Vor Sjuganow waren mit analogen Aussagen auch einzeln der Gesamtrussische Wahlstab der KPRF, die KPRF-Frauenorganisation „Hoffnung Russlands“ und der Komsomol, aber auch einzelne Vertreter der Parteiführung. Allem nach zu urteilen hat jedoch die KPRF unter den gegenwärtigen Bedingungen einfach keine anderen Möglichkeiten, um ihre Kandidaten zu verteidigen — außer mithilfe lautstarker Worte. Zu Kundgebungen und Protestaktionen entscheiden sich die Kommunisten als eine Systempartei einfach nicht, um für sich keine neuen Probleme zu schaffen. Die Serie spektakulärer Erklärungen hält aber zumindest das Thema ehrlicher und sauberer Wahlen im Fokus der öffentlichen Aufmerksamkeit. Der stellvertretende Vorsitzende des ZK der KPRF Dmitrij Nowikow bestätigte der „NG“, dass die Kommunisten ihre Kandidaten gerade sowohl auf dem Rechtsweg als auch politisch verteidigen werden.

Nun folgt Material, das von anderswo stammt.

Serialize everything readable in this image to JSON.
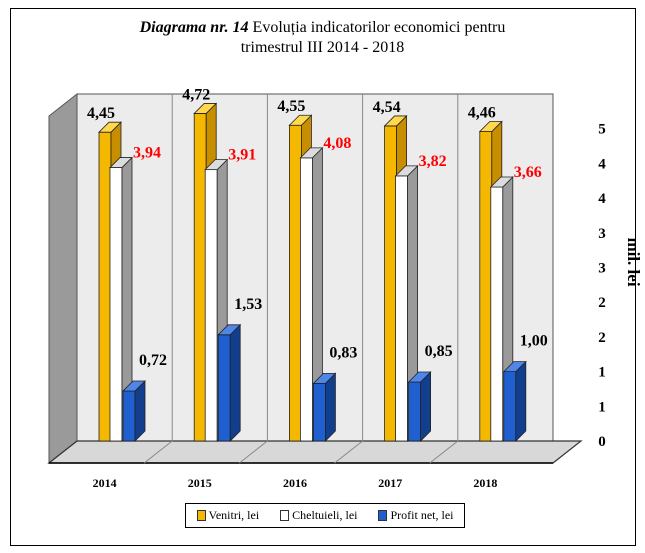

Wozu der Generaldirektor des Zentrums für politische Informationen Alexej Muchin der „NG“ erläuterte: „Die KPRF hat auch keine anderen Möglichkeiten, um sich in dieser Situation zu wehren – außer juristische. Ein Kandidat muss es verstehen, seinen Status zu verteidigen, wobei er sein Recht auf eine Teilnahme an den Wahlen bestätigt. Und niemand verbietet den Kommunisten, analog gegen ihre Opponenten zu handeln. Protestaktionen aber, selbst wenn in der Partei der Wunsch aufkommen würde, sie zu organisieren, werden der Partei hierbei mit nichts helfen“.
Der Leiter der Politischen Expertengruppe Konstantin Kalatschjow erinnerte die „NG“ daran, dass bei allen großen Wahlen die Linken lautstarke Erklärungen zum Schutz der elektoralen Prozeduren abgeben würden. Und er meint: Den Kommunisten könne man keine Untätigkeit vorwerfen, denn im existierenden Korridor der politischen Möglichkeiten würde diese Partei alle Instrumente mobilisieren, die es in ihrem Arsenal gibt. Sie unterbreite beispielsweise Gesetzesinitiativen über ein Verbot eines Ausschlusses von Kandidaten von den Wahlen aufgrund eines Verstoßes gegen die Urheberrechte. „Protestaktionen würden jetzt aber die Kommunisten zu einem entgegengesetzten Ergebnis führen. Da die Herrschenden mehrfach demonstriert haben, dass sie einem Druck nicht nachgeben, würde dies zu einer noch größeren Zahl von ausgeschlossenen Kandidaten führen. In der KPRF begreift man dies ausgezeichnet und handelt so, wie dies möglich ist. Zum Beispiel machen sie in erster Linie Rummel. Wobei sie nicht so sehr die Aufmerksamkeit der Herrschenden als vielmehr der Wähler darauf lenken, dass „sie die größte Oppositionspartei sind und man sie fürchtet“. Schließlich mag man bei uns Gekränkte und Verfolgte“, konstatierte der Experte. Aber nach Meinung von Kalatschjow „stehen die Offiziellen ungeachtet der schärfsten Äußerungen der Linken all dem ruhig gegenüber. Im Verlauf von so vielen Jahren haben sie sich an solch ein Verhalten der KPRF gewöhnt“.